Say a bank or mortgage brokerage lends a borrower in Texas hundreds of thousands of dollars in an adjustable mortgage. They hope to get back triple their money after all the interest is paid even at good mortgage rates.

Later, when a borrower’s home loan has paid off much interest and some of the principle, for some unfortunate reason, like medical problems or a job loss, the borrower no longer can pay the home financing.

What does the mortgage broker do at this point? Well, after numerous letters and calls, the mortgage brokerage realizes that they will not get any more money from this borrower. They also realize that foreclosing on investment loans eats up both time and profits. Their best option is to sell the Texas mortgage to a third party, and then accept what profits they have all ready made, and move on.
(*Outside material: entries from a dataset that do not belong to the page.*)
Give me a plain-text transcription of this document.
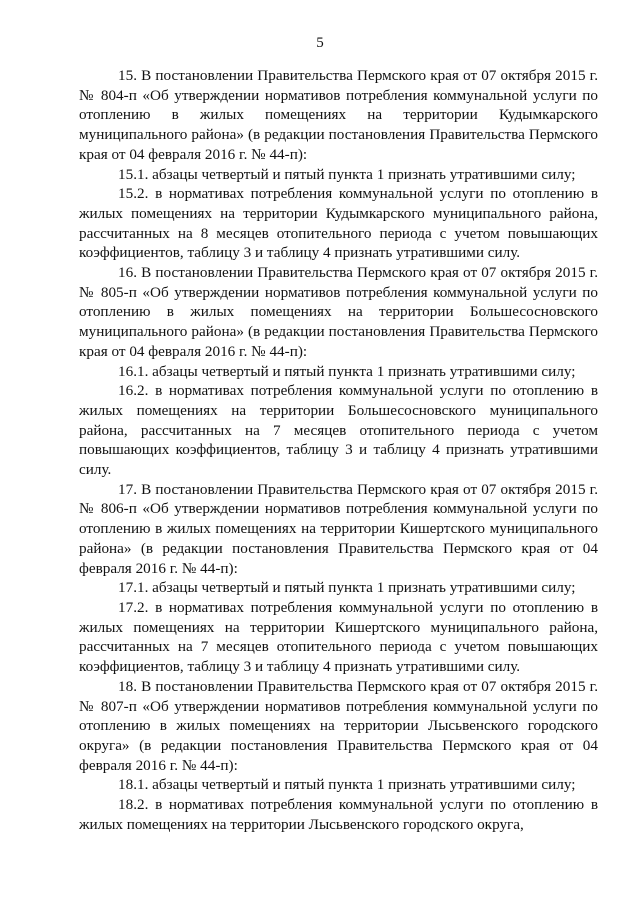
5

15. В постановлении Правительства Пермского края от 07 октября 2015 г. № 804-п «Об утверждении нормативов потребления коммунальной услуги по отоплению в жилых помещениях на территории Кудымкарского муниципального района» (в редакции постановления Правительства Пермского края от 04 февраля 2016 г. № 44-п):

15.1. абзацы четвертый и пятый пункта 1 признать утратившими силу;

15.2. в нормативах потребления коммунальной услуги по отоплению в жилых помещениях на территории Кудымкарского муниципального района, рассчитанных на 8 месяцев отопительного периода с учетом повышающих коэффициентов, таблицу 3 и таблицу 4 признать утратившими силу.

16. В постановлении Правительства Пермского края от 07 октября 2015 г. № 805-п «Об утверждении нормативов потребления коммунальной услуги по отоплению в жилых помещениях на территории Большесосновского муниципального района» (в редакции постановления Правительства Пермского края от 04 февраля 2016 г. № 44-п):

16.1. абзацы четвертый и пятый пункта 1 признать утратившими силу;

16.2. в нормативах потребления коммунальной услуги по отоплению в жилых помещениях на территории Большесосновского муниципального района, рассчитанных на 7 месяцев отопительного периода с учетом повышающих коэффициентов, таблицу 3 и таблицу 4 признать утратившими силу.

17. В постановлении Правительства Пермского края от 07 октября 2015 г. № 806-п «Об утверждении нормативов потребления коммунальной услуги по отоплению в жилых помещениях на территории Кишертского муниципального района» (в редакции постановления Правительства Пермского края от 04 февраля 2016 г. № 44-п):

17.1. абзацы четвертый и пятый пункта 1 признать утратившими силу;

17.2. в нормативах потребления коммунальной услуги по отоплению в жилых помещениях на территории Кишертского муниципального района, рассчитанных на 7 месяцев отопительного периода с учетом повышающих коэффициентов, таблицу 3 и таблицу 4 признать утратившими силу.

18. В постановлении Правительства Пермского края от 07 октября 2015 г. № 807-п «Об утверждении нормативов потребления коммунальной услуги по отоплению в жилых помещениях на территории Лысьвенского городского округа» (в редакции постановления Правительства Пермского края от 04 февраля 2016 г. № 44-п):

18.1. абзацы четвертый и пятый пункта 1 признать утратившими силу;

18.2. в нормативах потребления коммунальной услуги по отоплению в жилых помещениях на территории Лысьвенского городского округа,
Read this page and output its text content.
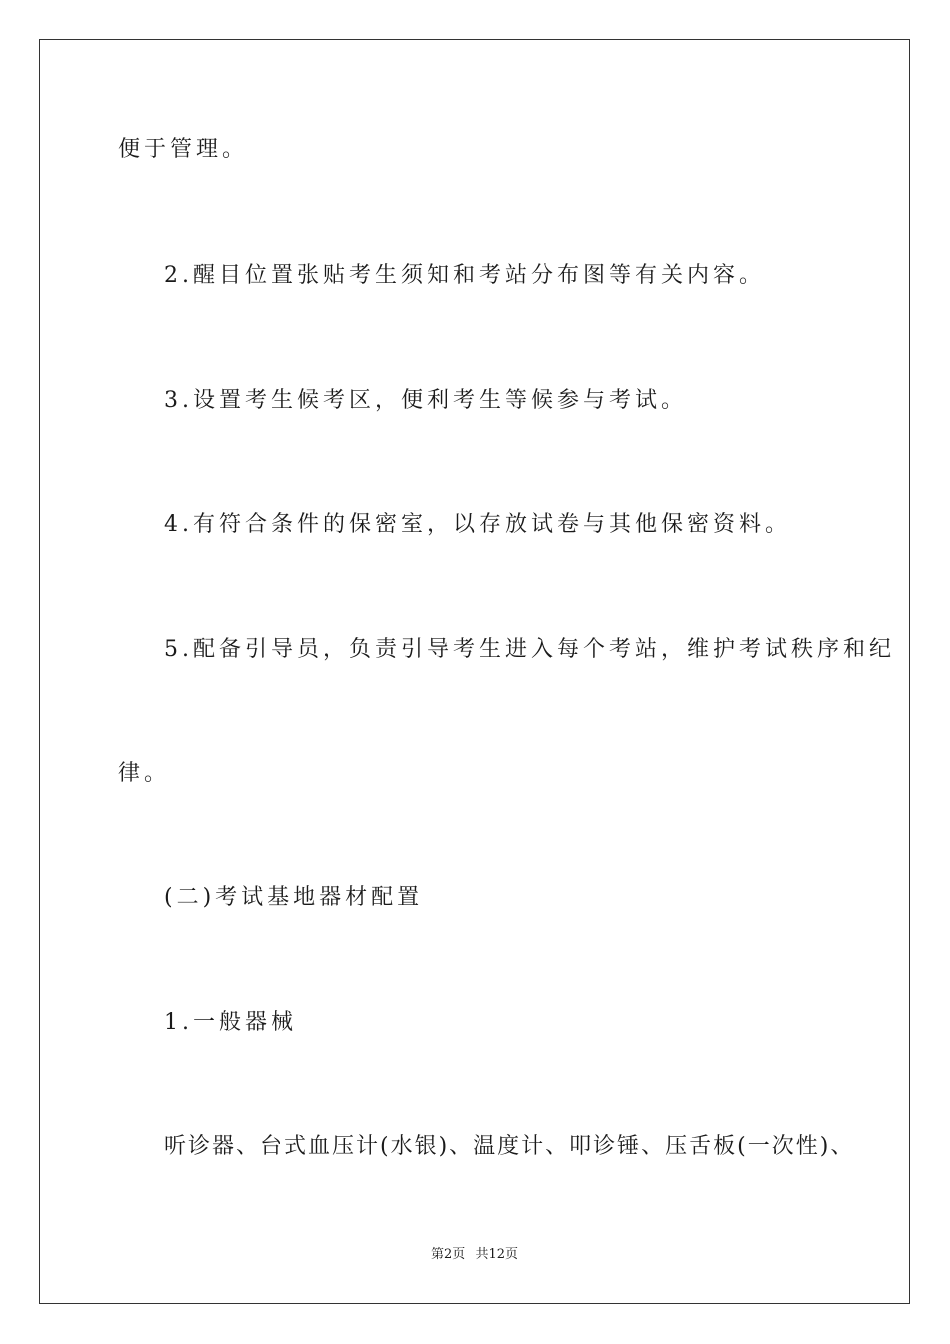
便于管理。
2.醒目位置张贴考生须知和考站分布图等有关内容。
3.设置考生候考区，便利考生等候参与考试。
4.有符合条件的保密室，以存放试卷与其他保密资料。
5.配备引导员，负责引导考生进入每个考站，维护考试秩序和纪
律。
(二)考试基地器材配置
1.一般器械
听诊器、台式血压计(水银)、温度计、叩诊锤、压舌板(一次性)、
第2页 共12页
Therefore, the mortgage broker offers a discount price on that current owner's Texas mortgage. This discount is typically the highest price that the mortgage brokerage can negotiate yet the lowest price that you, the buyer, will pay.

You, the mortgage investment buyer, can then sell high and flip that note for what should be a quick profit or you can carry the judgment and become a managing property owner. Either way, you can make good money on such a deal.

So now, you want to get out your mortgage calculators and decide if the risk is worth it. What risk and avenues should you be wary of?

Well once again, you first must find a mortgage franchise that wishes to avoid the lengthy process of foreclosing. If the bank has already established a foreclosure, judgment your work is half done. That foreclosure paper from the court demands that the debt be paid off. If the mortgage broker has not acquired a judgment prior to your purchasing the mortgage note, you must proceed with the foreclosure before you can move proceed.

Have your real estate lawyer ready if you intend on going to foreclosure. Getting a favorable judgment is always risky. There are so many factors involved that the outcome cannot all ways be planned.

Thus, once again, if you want to make a profit on your mortgage leads, you should remember that the best formula is when you have the foreclosure judgment before you purchase the mortgage note. Otherwise, you could easily be entangled with an onslaught of legal fees and encounter other problems, such as your borrower declaring bankruptcy.

Make sure you recognize all the costs surrounding your mortgage broker leads, before flipping your mortgage loan leads. the before foreclosure becomes necessary. Some investors of even commercial mortgage leads make a prosperous full-time living by tracking these distressed properties and then flipping them. You can too with insight.